SIP stoppage ratio has increased in December 2022
SIP stoppage ratio is the ratio of SIP accounts discontinued in a specified period to the new SIP accounts opened. It shows the stickiness or the lack of it among investors in mutual fund SIPs. Lower this ratio, the better it is as it indicates higher retention of SIP investors. After all, you don’t want your SIP investors exiting and going away in large numbers. For FY20, the SIP stoppage ratio for the full year was 57.84% while for FY21 it was 60.88%.

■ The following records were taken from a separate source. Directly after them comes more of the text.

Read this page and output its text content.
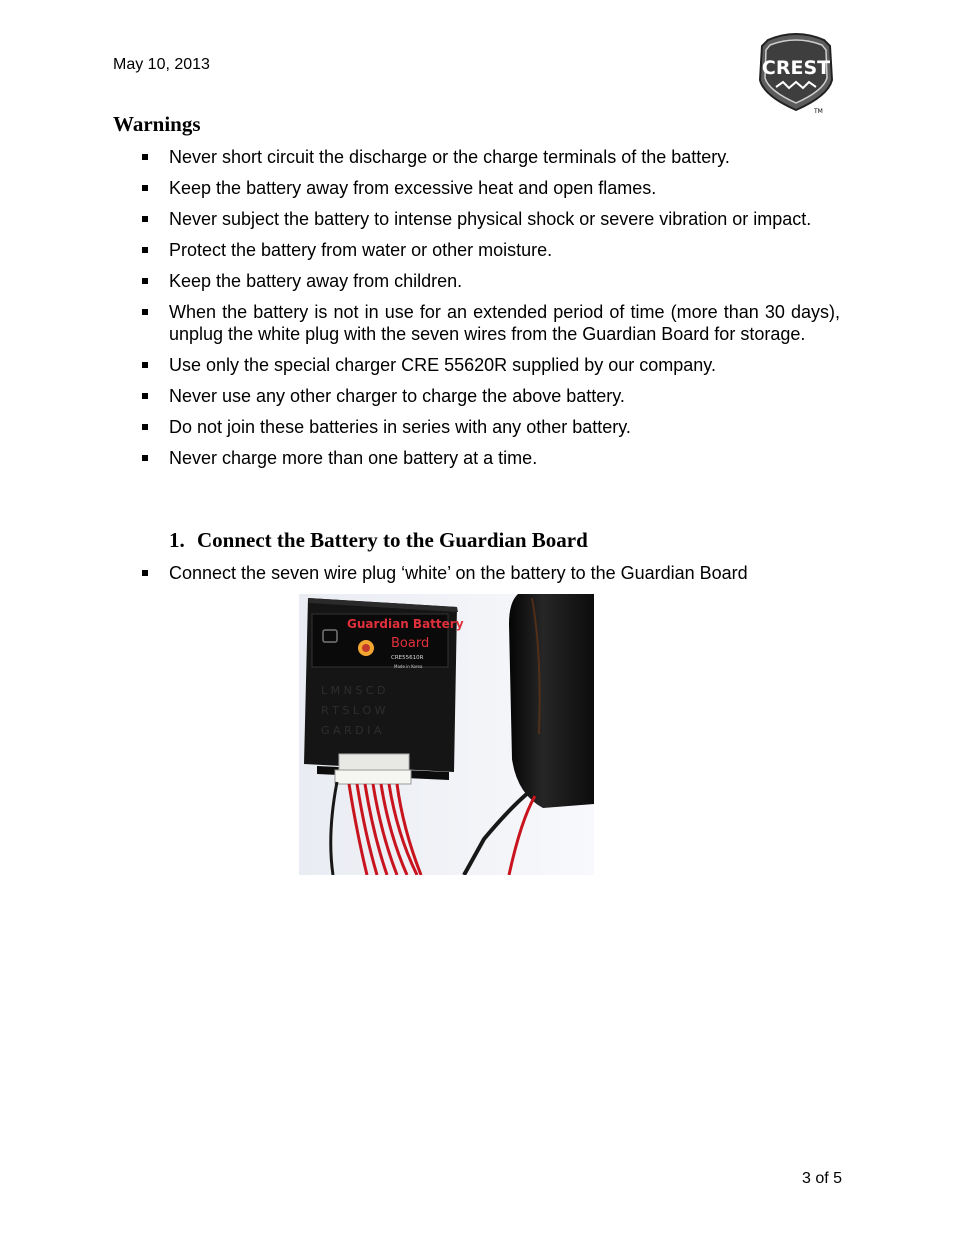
May 10, 2013	CREST
TM
Warnings
Never short circuit the discharge or the charge terminals of the battery.
Keep the battery away from excessive heat and open flames.
Never subject the battery to intense physical shock or severe vibration or impact.
Protect the battery from water or other moisture.
Keep the battery away from children.
When the battery is not in use for an extended period of time (more than 30 days), unplug the white plug with the seven wires from the Guardian Board for storage.
Use only the special charger CRE 55620R supplied by our company.
Never use any other charger to charge the above battery.
Do not join these batteries in series with any other battery.
Never charge more than one battery at a time.
1. Connect the Battery to the Guardian Board
Connect the seven wire plug ‘white’ on the battery to the Guardian Board
Guardian Battery
Board
CRE55610R
Made in Korea
L M N S C D
R T S L O W
G A R D I A
3 of 5
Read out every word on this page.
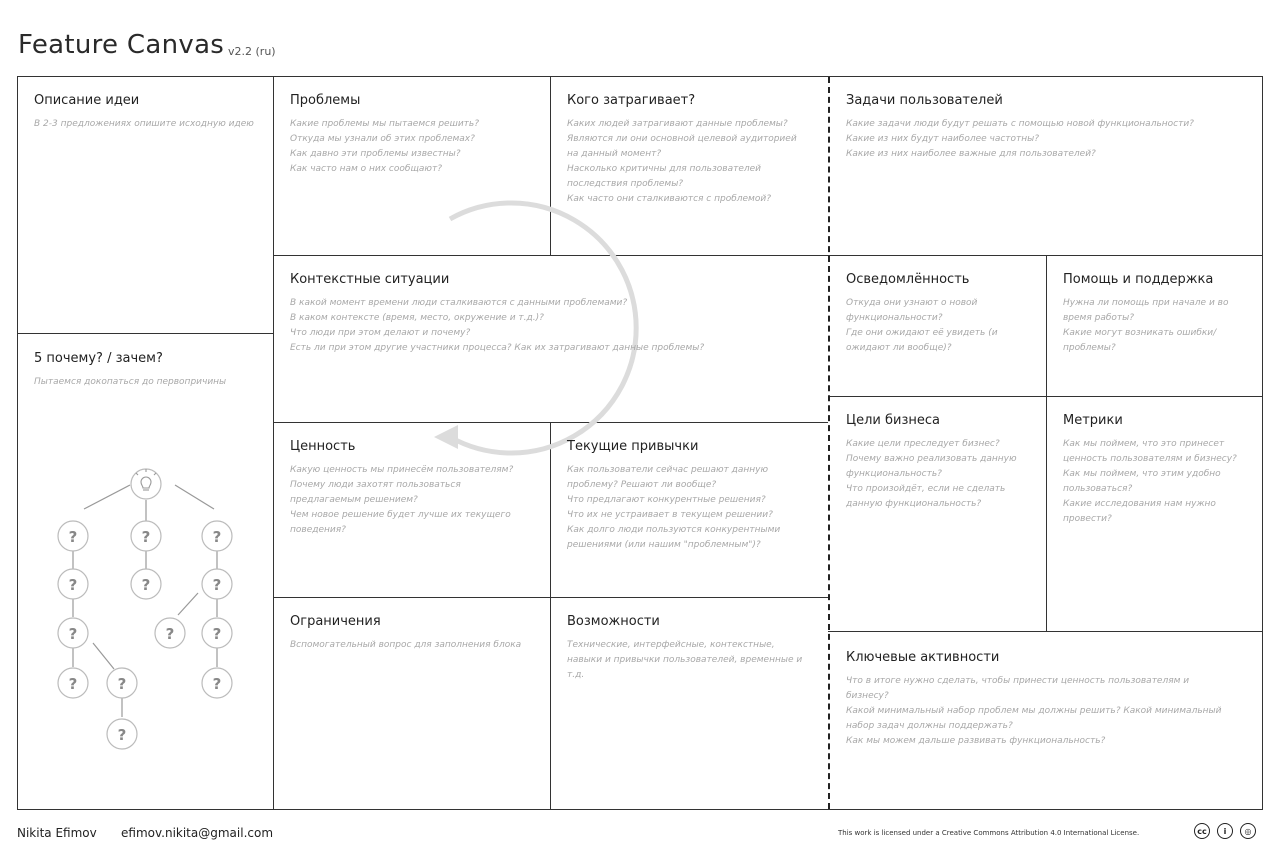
Feature Canvas v2.2 (ru)
Описание идеи
В 2-3 предложениях опишите исходную идею
5 почему? / зачем?
Пытаемся докопаться до первопричины
Проблемы
Какие проблемы мы пытаемся решить?
Откуда мы узнали об этих проблемах?
Как давно эти проблемы известны?
Как часто нам о них сообщают?
Кого затрагивает?
Каких людей затрагивают данные проблемы?
Являются ли они основной целевой аудиторией
на данный момент?
Насколько критичны для пользователей
последствия проблемы?
Как часто они сталкиваются с проблемой?
Контекстные ситуации
В какой момент времени люди сталкиваются с данными проблемами?
В каком контексте (время, место, окружение и т.д.)?
Что люди при этом делают и почему?
Есть ли при этом другие участники процесса? Как их затрагивают данные проблемы?
Ценность
Какую ценность мы принесём пользователям?
Почему люди захотят пользоваться
предлагаемым решением?
Чем новое решение будет лучше их текущего
поведения?
Текущие привычки
Как пользователи сейчас решают данную
проблему? Решают ли вообще?
Что предлагают конкурентные решения?
Что их не устраивает в текущем решении?
Как долго люди пользуются конкурентными
решениями (или нашим "проблемным")?
Ограничения
Вспомогательный вопрос для заполнения блока
Возможности
Технические, интерфейсные, контекстные,
навыки и привычки пользователей, временные и
т.д.
Задачи пользователей
Какие задачи люди будут решать с помощью новой функциональности?
Какие из них будут наиболее частотны?
Какие из них наиболее важные для пользователей?
Осведомлённость
Откуда они узнают о новой
функциональности?
Где они ожидают её увидеть (и
ожидают ли вообще)?
Помощь и поддержка
Нужна ли помощь при начале и во
время работы?
Какие могут возникать ошибки/
проблемы?
Цели бизнеса
Какие цели преследует бизнес?
Почему важно реализовать данную
функциональность?
Что произойдёт, если не сделать
данную функциональность?
Метрики
Как мы поймем, что это принесет
ценность пользователям и бизнесу?
Как мы поймем, что этим удобно
пользоваться?
Какие исследования нам нужно
провести?
Ключевые активности
Что в итоге нужно сделать, чтобы принести ценность пользователям и
бизнесу?
Какой минимальный набор проблем мы должны решить? Какой минимальный
набор задач должны поддержать?
Как мы можем дальше развивать функциональность?
?	?	?
?	?	?
?	?	?
?	?	?
?
Nikita Efimov efimov.nikita@gmail.com	This work is licensed under a Creative Commons Attribution 4.0 International License.	cc	i	◎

There was a reason for the same. The high SIP stoppage ratios in FY20 and FY21 can be attributed to the COVID induced uncertainty and cash flow emergencies. That was obvious because in FY22 the SIP stoppage ratio fell to 41.74%. Ideally, SIP stoppage ratio in the range of 40% to 45% is considered to be tolerable and also acceptable. In FY23 SIP stoppage ratio for the month of December 2022 has gone up very sharply to 66.22%.
For a more secular perspective, if you look at the cumulative SIP stoppage ratio for the first 9 months of FY23, it stands higher at 54.58%. This may not be as bad as the COVID years, but surely a lot worse than FY22. For now the focus must be to ensure that the SIP stoppage ratio comes down to well below 50% by the end of FY23, which should be comfortable.
SIPs are growing and they are growing at a rapid pace, but we may have just about seen the trailer. For an economy with $3.2 trillion of GDP and poised to become $5 trillion in the next 7 years, these SIP collections are nowhere close to full potential. What is likely is that the combination of digital spread and inclusion of smaller towns in the investment mainstream could make the big difference to the future. The potential is certainly huge.